Hook has argued that BRT is often a more cost effective form of mass transit vis-à-vis rail-based alternatives, as it costs far less per kilometer/mile to build and offers more flexible service options. Citing the transformational effects of Cleveland's Healthline BRT, he argues that BRT is a more cost effective investment for stimulating transit-oriented development. Hook has also advocated for a clearer definition of "BRT" and was instrumental in developing the BRT Standard.

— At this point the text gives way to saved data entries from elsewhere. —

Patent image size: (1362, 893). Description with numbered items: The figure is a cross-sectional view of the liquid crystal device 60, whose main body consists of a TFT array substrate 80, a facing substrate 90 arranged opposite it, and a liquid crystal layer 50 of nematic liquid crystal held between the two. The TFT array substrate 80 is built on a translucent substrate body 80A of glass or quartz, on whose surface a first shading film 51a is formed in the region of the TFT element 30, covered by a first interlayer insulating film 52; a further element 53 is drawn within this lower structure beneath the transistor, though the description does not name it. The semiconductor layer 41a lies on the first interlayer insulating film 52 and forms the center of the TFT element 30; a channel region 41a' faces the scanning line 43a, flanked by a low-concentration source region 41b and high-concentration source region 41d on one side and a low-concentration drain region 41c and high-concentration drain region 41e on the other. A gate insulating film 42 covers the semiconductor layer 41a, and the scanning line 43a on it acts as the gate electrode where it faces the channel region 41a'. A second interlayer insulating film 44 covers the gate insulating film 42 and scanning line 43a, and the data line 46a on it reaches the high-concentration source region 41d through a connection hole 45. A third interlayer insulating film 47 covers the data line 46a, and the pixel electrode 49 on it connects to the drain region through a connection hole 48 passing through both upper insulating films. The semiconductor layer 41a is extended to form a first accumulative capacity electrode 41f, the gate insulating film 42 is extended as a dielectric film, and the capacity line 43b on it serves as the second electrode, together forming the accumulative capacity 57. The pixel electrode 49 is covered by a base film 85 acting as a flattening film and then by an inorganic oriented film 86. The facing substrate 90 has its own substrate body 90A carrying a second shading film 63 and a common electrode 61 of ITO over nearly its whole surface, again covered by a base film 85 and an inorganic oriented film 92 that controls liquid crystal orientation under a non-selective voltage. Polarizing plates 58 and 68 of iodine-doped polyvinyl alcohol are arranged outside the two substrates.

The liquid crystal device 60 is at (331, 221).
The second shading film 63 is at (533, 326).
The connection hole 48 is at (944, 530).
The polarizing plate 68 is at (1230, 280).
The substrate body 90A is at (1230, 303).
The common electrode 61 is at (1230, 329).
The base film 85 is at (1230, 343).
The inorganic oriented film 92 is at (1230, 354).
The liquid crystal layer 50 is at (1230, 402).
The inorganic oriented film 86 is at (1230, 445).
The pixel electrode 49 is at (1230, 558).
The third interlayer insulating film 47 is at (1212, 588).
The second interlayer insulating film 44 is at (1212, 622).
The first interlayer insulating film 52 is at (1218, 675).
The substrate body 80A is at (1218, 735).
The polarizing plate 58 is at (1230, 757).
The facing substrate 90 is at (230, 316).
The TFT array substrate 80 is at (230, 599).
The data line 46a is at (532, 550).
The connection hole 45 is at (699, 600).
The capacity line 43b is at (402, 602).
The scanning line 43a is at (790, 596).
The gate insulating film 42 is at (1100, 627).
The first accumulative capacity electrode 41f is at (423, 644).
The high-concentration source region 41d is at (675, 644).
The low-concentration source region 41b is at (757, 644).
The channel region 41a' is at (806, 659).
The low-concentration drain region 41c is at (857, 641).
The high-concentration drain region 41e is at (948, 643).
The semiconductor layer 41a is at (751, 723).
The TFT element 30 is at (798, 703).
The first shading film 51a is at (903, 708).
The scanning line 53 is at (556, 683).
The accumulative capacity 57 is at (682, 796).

In addition to BRT advocacy, Hook has called for the enactment of a series of "livability" initiatives in U.S. cities. Such measures would include the creation of traffic demand management and congestion pricing systems similar to those implemented in London and Stockholm, ready access to efficient public transit, and the improvement and expansion of basic public amenities such as parks. He claims these developments would bolster urban viability, and have the effect of reducing greenhouse gas emissions, suburban sprawl, and traffic congestion. Additionally, they would improve air quality and reduce the incidence of respiratory disease, while creating a commensurate increase in quality of life for city dwellers, factors he asserts are critical for a city's economic growth and the satisfaction of their voter bases.

Hook has also called on U.S. cities to reevaluate the role of non-motorized vehicles such as bicycles and pedicabs as viable, non-polluting alternatives to automobile travel for short-distance trips. He avers that increasing such forms of transportation would alleviate the motor vehicle traffic congestion endemic to many U.S. cities, and suggests they enact reforms that would put the safety and convenience of cyclists and pedestrians at the forefront.

==Recent Publications==
- Bus Rapid Transit Planning Guide (w/ Lloyd Wright, co-ed.), Institute for Transportation and Development Policy, June 2007.
- “Urban Transportation and the Millennium Development Goals,” Global Urban Development Magazine, Issue I, Volume 2, March, 2006.
- Training Course: Non-Motorized Transport. 2005. GTZ.